Дверь мне открыла соседка. «Вы ведь из Ленинграда? — спрашивает. — Зайдите ко мне позавтракать». — «Благодарю, кормить меня нельзя, у меня живот не в порядке». — «Тогда зайдите, я вас полечу». Чудеса? И никакие не чудеса. В 1934 году, когда Академию наук перевели из Ленинграда в Москву, Вавилов выхлопотал для сотрудников Института генетики вот эту самую квартиру на Пятницкой.

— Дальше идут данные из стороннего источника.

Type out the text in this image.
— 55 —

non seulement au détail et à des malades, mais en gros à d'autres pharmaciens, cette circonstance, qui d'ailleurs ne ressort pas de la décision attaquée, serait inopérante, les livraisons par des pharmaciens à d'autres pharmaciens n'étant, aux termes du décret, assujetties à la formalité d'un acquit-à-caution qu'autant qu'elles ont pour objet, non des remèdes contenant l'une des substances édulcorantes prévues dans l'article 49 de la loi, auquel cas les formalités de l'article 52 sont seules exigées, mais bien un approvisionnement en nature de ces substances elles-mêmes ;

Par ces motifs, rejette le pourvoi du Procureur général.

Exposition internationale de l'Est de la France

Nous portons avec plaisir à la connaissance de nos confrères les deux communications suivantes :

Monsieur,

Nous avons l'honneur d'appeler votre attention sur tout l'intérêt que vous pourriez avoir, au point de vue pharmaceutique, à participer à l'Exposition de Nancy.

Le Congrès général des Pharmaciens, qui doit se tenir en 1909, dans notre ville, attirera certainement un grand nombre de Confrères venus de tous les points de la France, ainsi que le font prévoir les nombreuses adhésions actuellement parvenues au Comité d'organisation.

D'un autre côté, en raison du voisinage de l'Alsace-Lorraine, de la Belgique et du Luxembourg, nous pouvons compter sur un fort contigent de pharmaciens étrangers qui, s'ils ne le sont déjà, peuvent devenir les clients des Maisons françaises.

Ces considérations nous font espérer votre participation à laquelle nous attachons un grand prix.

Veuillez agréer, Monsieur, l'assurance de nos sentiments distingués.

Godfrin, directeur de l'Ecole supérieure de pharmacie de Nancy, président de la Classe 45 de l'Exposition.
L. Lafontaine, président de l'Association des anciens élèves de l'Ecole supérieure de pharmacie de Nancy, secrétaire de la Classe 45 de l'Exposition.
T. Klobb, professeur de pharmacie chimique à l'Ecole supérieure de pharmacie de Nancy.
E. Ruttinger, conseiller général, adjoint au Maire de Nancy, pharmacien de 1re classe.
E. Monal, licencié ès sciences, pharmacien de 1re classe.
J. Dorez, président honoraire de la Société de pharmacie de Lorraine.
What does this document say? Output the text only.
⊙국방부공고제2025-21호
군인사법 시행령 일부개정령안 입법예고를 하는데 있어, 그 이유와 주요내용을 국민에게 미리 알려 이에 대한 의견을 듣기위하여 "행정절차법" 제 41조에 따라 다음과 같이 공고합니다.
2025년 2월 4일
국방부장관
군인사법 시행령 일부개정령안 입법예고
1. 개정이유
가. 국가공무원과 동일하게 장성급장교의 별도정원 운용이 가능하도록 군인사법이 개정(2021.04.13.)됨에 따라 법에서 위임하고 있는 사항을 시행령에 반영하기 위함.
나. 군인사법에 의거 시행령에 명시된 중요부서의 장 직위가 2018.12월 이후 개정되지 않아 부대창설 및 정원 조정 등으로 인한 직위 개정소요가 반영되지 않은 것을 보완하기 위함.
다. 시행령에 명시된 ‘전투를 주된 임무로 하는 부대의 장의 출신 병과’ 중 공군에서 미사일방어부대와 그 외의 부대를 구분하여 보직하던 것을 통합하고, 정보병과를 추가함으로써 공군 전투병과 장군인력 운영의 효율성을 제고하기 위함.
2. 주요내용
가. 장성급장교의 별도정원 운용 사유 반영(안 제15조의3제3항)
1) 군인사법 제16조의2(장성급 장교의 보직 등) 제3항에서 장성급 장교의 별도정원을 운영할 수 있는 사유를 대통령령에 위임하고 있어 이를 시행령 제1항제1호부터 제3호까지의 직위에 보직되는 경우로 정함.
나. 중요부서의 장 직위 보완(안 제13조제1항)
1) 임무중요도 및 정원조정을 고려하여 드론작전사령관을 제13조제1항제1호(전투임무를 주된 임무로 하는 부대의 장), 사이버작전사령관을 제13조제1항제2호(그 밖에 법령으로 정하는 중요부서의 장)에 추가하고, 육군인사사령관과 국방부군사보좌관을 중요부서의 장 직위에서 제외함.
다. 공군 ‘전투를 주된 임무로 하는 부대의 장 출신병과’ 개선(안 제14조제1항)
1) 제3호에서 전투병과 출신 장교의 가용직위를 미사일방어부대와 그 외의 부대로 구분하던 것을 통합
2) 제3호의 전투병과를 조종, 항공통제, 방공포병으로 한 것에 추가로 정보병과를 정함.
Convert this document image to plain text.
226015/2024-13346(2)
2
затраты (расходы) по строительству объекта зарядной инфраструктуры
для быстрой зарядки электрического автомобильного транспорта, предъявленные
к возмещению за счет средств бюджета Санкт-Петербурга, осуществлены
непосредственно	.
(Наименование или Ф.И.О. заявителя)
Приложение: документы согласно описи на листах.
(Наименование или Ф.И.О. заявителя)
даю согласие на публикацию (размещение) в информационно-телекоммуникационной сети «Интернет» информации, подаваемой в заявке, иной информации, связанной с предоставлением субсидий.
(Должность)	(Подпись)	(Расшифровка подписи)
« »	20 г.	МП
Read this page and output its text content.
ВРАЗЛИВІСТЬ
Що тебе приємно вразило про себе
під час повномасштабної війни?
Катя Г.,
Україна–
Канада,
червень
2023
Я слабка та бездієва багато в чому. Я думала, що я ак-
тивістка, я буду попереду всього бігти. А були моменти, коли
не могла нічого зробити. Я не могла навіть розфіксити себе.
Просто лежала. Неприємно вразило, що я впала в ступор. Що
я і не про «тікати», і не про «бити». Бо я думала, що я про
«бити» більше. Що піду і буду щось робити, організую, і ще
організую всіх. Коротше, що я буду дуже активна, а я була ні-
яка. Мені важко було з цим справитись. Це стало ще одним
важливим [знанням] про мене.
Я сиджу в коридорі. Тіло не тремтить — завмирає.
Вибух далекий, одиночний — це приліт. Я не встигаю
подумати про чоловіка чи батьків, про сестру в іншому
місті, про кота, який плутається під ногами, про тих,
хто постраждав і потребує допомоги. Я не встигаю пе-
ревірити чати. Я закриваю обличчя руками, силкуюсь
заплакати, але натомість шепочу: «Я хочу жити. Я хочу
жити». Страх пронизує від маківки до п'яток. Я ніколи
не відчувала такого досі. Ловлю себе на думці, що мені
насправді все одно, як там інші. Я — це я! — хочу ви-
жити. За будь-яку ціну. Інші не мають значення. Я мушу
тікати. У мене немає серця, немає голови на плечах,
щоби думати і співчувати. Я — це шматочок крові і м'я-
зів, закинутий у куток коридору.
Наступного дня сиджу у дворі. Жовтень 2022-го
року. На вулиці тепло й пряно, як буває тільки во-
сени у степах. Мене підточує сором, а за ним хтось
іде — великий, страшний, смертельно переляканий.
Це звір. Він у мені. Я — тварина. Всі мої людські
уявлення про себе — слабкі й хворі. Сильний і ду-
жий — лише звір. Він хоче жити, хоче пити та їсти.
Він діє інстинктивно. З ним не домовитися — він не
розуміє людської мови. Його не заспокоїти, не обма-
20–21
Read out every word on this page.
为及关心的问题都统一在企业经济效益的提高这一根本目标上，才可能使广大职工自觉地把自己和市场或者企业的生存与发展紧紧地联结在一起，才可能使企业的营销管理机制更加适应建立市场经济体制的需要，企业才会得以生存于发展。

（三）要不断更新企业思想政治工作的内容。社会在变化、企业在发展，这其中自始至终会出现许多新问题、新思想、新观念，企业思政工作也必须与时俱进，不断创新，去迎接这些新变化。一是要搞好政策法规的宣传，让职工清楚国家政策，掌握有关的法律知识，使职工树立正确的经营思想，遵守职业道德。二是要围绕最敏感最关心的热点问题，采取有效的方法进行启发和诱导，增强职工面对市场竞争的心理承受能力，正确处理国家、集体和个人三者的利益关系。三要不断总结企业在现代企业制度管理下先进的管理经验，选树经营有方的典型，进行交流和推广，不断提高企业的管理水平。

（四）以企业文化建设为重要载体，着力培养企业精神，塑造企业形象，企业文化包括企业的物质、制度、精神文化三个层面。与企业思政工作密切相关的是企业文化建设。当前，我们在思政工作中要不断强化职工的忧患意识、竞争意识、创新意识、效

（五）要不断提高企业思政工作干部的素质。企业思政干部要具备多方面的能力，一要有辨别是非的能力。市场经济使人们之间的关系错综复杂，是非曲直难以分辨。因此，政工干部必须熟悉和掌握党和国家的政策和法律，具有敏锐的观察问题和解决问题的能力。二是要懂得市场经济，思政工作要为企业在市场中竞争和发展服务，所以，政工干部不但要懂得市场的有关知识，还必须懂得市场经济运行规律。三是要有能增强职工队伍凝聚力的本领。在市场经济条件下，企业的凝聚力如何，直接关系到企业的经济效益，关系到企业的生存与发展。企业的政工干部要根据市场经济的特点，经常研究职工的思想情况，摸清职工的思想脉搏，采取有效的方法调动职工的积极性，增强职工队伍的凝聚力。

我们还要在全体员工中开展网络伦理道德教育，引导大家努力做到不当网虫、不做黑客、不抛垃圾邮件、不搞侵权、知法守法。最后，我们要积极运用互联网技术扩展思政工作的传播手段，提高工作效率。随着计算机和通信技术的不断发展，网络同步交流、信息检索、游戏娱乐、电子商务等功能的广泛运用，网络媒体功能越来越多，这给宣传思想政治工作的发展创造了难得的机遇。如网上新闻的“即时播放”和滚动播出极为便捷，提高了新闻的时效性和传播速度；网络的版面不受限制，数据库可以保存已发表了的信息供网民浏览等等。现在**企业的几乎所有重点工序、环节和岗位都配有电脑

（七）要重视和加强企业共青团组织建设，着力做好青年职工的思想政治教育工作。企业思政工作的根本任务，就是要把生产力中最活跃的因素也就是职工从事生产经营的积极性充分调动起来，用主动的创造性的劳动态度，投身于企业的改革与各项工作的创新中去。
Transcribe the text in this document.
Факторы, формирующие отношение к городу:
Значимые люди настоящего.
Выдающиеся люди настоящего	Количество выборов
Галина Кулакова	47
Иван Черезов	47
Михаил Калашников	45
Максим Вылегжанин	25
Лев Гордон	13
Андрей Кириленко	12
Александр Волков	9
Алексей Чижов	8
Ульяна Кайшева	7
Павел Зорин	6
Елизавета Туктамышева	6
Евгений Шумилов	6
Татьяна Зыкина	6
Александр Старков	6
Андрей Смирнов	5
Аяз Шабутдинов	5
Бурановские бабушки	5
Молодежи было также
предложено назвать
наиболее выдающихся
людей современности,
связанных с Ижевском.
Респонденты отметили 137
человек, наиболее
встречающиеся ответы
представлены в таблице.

Прошло больше двадцати лет, и они все еще жили вместе, и все, что рассказывала Александра Алексеевна, истинная правда. А соседка-врач, предлагавшая мне полечить меня, — это Раиса Павловна Мартынова. Я встретилась с ней в 1963 году в Новосибирске, где она заведовала лабораторией канцерогенеза. Ее доброте нет границ. Раиса Павловна — личность в буквальном смысле легендарная. Участница Гражданской войны, она молоденькой девушкой была политруком в войсках Буденного. Член партии, она не подчинилась партийному долгу и не пошла за Лысенко. Когда партийный долг разошелся с истиной, она осталась на стороне истины. Не совсем обычный персонаж коммунальной квартиры, согласитесь. В Новосибирске она решительно взяла меня под свое покровительство и выручала из множества бед. Когда меня по указке КГБ вышибали из Новосибирска, Раисы Павловны не было. Директор института, недоброй памяти Дмитрий Константинович Беляев, с ней считался.
Жильцы коммунальной квартиры на Пятницкой подобрались не случайно. Дух покойного Вавилова витал над ними. Предатели давно жили в отдельных квартирах.